Edinburg woman, 2 others sentenced for cocaine smuggling

McALLEN — An Edinburg woman was one of three defendants to be sentenced for their roles in a scheme to conceal the smuggling of cocaine within boxes of produce, court records show.

U.S. District Judge Micaela Alvarez sentenced Beatriz Adriano-San Martin to 14 years in federal prison for her role in a plot to move more than 100 kilos of cocaine.

Her co-defendants, Urbisio Munguia, 45, and Max Alberto Quiroz-Dia, 29, both of Mexico, were also sentenced Thursday along with Adriano-San Martin, and received 80 months, and 58 months respectively, the record shows.

The 40-year-old woman, who was convicted in July after a short jury trial which resulted in her conviction, will also be required to serve five years of supervised release upon completion of her 14-year sentence, the court notes show.

Munguia and Quiroz-Diaz avoided a trial of their own when they each pleaded guilty to the conspiracy charge in March of this year.

The trio was arrested in connection with the scheme in December 2017 when Homeland Security Investigations agents received a tip about a large quantity of cocaine hidden within produce at a local restaurant, the complaint against the group states.

“While conducting surveillance at Buffalo Wings and Rings located at 1809 W. Trenton Road in Edinburg, Texas, HSI McAllen special agents observed a black H3 Hummer and a white Nissan Frontier meeting in the parking lot,” the document states.

During the surveillance, agents observed Munguia and Adriano-San Martin unload boxes of bell peppers from the white Nissan Frontier to the H3 Hummer.

Agents followed the pair and maintained surveillance of the H3 Hummer, which parked at a WalMart parking lot located at 2800 W. Nolana Ave. in McAllen.

Agents saw Munguia and Adriano-San Martin meet with a man driving a silver Chrysler Town and Country van —later identified as Quiroz-Diaz.

“Munguia, Adriano-San Martin, and Quiroz-Diaz unloaded the boxes of bell peppers from the H3 Hummer and placed them into the Silver Chrysler van,” the complaint states.

Agents followed as Quiroz-Diaz drove the van to a residence in the 3000 block of West Falcon Avenue in McAllen, where they approached him and informed him they were “conducting an investigation involving possible illegal activity,” and asked him for permission to search the residence.

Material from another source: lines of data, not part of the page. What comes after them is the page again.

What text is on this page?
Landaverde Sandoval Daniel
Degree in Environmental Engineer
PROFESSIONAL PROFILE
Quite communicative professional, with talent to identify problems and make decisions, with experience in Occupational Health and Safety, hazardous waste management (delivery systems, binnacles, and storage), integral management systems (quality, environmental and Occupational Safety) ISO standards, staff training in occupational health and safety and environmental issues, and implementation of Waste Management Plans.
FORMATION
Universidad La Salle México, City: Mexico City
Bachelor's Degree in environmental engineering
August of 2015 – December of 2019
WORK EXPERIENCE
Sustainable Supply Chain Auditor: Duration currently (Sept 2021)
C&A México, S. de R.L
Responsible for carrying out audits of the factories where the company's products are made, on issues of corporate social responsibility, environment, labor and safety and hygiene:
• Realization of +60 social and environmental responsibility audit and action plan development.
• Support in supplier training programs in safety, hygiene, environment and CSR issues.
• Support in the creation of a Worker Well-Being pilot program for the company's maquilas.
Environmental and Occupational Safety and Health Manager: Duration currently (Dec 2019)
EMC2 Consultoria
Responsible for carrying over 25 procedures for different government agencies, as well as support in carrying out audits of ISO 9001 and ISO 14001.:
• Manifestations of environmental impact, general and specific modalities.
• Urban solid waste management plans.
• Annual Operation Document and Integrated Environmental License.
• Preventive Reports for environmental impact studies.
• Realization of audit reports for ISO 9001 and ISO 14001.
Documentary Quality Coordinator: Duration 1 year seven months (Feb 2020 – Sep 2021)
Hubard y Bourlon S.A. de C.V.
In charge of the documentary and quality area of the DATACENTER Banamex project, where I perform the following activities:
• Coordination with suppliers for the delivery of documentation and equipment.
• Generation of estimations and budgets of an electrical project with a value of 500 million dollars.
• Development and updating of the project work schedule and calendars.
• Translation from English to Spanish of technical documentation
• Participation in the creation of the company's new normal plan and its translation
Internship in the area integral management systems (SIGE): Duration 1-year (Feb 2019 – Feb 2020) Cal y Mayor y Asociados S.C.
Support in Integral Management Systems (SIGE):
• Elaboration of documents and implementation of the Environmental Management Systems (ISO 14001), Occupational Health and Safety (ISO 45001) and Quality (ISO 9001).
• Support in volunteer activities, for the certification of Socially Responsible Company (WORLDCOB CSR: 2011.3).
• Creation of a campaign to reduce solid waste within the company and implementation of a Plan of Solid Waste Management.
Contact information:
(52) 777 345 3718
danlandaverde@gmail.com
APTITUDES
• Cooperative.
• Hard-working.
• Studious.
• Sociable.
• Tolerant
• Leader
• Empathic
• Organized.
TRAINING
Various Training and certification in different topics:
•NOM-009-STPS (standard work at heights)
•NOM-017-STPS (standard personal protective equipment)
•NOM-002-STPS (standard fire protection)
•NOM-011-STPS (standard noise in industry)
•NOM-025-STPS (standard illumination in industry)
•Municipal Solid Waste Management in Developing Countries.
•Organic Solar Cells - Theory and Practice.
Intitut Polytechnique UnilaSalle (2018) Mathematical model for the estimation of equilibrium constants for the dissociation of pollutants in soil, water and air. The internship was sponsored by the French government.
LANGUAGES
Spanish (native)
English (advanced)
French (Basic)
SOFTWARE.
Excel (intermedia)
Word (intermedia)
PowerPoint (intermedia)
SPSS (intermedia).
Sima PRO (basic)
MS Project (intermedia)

Quiroz-Diaz, who told agents he lived at the property, gave consent and admitted there was a large amount of cocaine inside the residence.

Agents found 10 boxes of bell peppers, each containing five compressed bundles of cocaine. They also found an upstairs room which contained 40 compressed bundles of cocaine. In total, they found 90 packages of cocaine weighing approximately 100 kilos.

Based on the seizure at Quiroz-Diaz’s home, agents set up a controlled delivery of the narcotics at a Melrose clothing store located in the 1900 block of South 23rd Street in McAllen.

Agents placed produce boxes of bell peppers containing 15 bricks of cocaine in the van and watched as Munguia arrived. They saw Adriano-San Martin open the driver side of the van and enter the vehicle.

Shortly after, they approached and arrested her, and then Munguia.

During interviews with special agents, Quiroz-Diaz said he was instructed by Munguia to hide 50 kilos of cocaine within 10 boxes of bell peppers.

According to Quiroz-Diaz, Munguia told him that Adriano-San Martin was going to pick up the van at Melrose once the cocaine was mixed in with the bell peppers.

During her interview with agents, Adriano-San Martin admitted to loading the boxes with bell peppers from the white Nissan into the H3 Hummer and then unloading the boxes of bell peppers from the Hummer to the van — saying she was hired by Munguia to pick up the van once the boxes of bell peppers were returned to him.

Adriano-San Martin told agents she was going to be paid $150 to drive the van to a warehouse where the boxes would be unloaded, the complaint states.